At the same time, Google is fighting to claw its way up in the cloud service provider rankings from a distant third behind AWS and Microsoft. Behind on both fronts, Google needs a big win: a powerful new Gen AI model could be the proverbial single stone to kill two birds.
Google may have planned to leverage some of Anthropic’s tech to assist in this quest, but with Amazon sweeping in as its new, higher-rolling backer, Google seems like it will have to go it alone in fielding a compelling new AI model and in making its cloud the go-to backend service for Gen AI models and apps.
Where this leaves us
Despite the looming one-year anniversary of ChatGPT’s launch in November, the Gen AI wars are really just beginning in earnest. If the competition a were baseball game, we’d be in the first few innings. And with the rate of competition — and spending — increasing so rapidly, this game may go on to extra innings.

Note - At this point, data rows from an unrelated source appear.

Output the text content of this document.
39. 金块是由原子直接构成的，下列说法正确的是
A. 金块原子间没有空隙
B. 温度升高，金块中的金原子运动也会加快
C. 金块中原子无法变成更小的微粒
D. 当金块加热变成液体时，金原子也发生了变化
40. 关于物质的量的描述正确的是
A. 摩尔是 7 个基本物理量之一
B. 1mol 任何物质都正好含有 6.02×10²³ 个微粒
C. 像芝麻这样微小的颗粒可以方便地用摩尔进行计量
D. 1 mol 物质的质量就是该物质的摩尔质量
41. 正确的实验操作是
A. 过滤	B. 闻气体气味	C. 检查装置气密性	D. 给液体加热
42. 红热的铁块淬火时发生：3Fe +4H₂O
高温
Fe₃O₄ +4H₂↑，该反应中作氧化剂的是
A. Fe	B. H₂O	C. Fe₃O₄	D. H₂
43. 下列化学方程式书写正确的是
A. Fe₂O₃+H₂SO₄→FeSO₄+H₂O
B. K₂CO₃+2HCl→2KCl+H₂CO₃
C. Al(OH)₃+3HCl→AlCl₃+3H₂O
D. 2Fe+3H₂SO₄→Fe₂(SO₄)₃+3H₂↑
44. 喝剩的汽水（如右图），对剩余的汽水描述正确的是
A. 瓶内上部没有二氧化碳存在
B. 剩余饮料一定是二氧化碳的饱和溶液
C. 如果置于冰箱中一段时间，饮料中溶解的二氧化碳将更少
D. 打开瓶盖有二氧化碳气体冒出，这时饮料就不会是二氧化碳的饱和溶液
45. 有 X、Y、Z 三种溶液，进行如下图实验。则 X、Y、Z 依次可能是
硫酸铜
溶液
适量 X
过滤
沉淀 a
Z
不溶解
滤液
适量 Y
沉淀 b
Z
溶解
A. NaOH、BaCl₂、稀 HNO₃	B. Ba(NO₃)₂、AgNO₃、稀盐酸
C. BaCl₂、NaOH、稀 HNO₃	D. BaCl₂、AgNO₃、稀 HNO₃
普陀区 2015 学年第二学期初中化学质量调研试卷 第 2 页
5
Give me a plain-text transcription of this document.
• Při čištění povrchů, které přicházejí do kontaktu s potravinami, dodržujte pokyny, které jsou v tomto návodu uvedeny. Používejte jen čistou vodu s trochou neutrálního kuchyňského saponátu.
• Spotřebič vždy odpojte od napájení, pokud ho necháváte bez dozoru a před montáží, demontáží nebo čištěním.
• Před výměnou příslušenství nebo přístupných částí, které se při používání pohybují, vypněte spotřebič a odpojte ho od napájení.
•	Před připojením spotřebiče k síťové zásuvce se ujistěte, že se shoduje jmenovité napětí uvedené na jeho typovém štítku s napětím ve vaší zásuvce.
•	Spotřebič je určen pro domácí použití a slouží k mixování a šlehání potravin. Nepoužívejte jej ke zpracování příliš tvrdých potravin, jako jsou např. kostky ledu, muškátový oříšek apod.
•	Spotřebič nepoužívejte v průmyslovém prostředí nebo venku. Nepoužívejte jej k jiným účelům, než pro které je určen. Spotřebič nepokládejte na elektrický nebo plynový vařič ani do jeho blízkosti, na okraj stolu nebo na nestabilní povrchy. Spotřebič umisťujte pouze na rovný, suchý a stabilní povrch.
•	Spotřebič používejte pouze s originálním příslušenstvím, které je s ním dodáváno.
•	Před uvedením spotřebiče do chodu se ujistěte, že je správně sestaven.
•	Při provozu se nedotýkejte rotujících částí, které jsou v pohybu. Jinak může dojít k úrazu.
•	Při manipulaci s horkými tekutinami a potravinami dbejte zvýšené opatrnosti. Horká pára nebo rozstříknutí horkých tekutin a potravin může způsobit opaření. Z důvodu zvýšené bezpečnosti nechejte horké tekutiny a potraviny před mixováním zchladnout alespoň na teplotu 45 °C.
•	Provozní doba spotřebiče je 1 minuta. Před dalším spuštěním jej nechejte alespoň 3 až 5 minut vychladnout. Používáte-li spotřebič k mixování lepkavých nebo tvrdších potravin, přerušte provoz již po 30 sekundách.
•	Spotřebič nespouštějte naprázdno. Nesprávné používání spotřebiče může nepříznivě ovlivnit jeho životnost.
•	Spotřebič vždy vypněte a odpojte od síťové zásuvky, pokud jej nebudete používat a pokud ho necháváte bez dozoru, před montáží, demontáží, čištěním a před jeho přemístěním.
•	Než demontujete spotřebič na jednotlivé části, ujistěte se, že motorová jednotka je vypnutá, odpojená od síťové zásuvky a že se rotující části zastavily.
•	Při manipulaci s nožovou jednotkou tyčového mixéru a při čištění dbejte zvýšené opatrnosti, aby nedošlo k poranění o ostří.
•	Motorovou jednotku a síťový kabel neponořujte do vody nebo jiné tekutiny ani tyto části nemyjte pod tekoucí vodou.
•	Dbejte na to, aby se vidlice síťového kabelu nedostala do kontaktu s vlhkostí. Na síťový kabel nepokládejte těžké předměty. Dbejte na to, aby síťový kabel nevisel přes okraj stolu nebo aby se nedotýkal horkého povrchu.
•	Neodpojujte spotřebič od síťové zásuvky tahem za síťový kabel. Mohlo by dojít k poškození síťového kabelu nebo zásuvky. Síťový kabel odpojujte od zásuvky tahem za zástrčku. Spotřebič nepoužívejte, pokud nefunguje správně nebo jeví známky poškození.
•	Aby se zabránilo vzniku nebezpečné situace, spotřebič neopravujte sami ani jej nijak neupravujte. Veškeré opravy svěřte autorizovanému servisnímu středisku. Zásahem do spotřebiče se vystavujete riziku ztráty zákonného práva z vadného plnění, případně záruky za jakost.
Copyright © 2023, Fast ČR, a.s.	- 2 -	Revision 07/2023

Now, unlike a game, there’s not necessarily a “winner-takes-all” scenario in Gen AI. In fact, the potential applications for the technology and projections for its reach clearly do support a scenario in which there are multiple tech providers, some large and some small, some specialized and some generalized.
And we can’t of course discount the prominence of open source AI. Right now, Meta Platforms is leading the charge in terms of existing tech giants by open sourcing and licensing for commercial usage its Llama 2 LLM.
Llama 2 and other open source models like Falcon 180b and DeciLM 6B pose a way to “level the playing field,” allowing any enterprise access to powerful Gen AI tools to build applications atop of, or modify for their specific uses.
Yet, even in those cases, people deploying and fine-tuning open source AI models will still need cloud servers on which to store data and run inferences, which is why the three big cloud players — Amazon, Microsoft, and Google — are also motivated to deliver preferred AI offerings of their own, or through their partners.
If you’re an enterprise administrator singing up for Microsoft Azure or AWS, why not use one of their suggested AI models instead of trying to build or run your own? That seems to be the thinking motivating some of this partnering and gamesmanship in the Gen AI/cloud space.
No matter what happens, you can be sure the war will be a fierce and expensive one.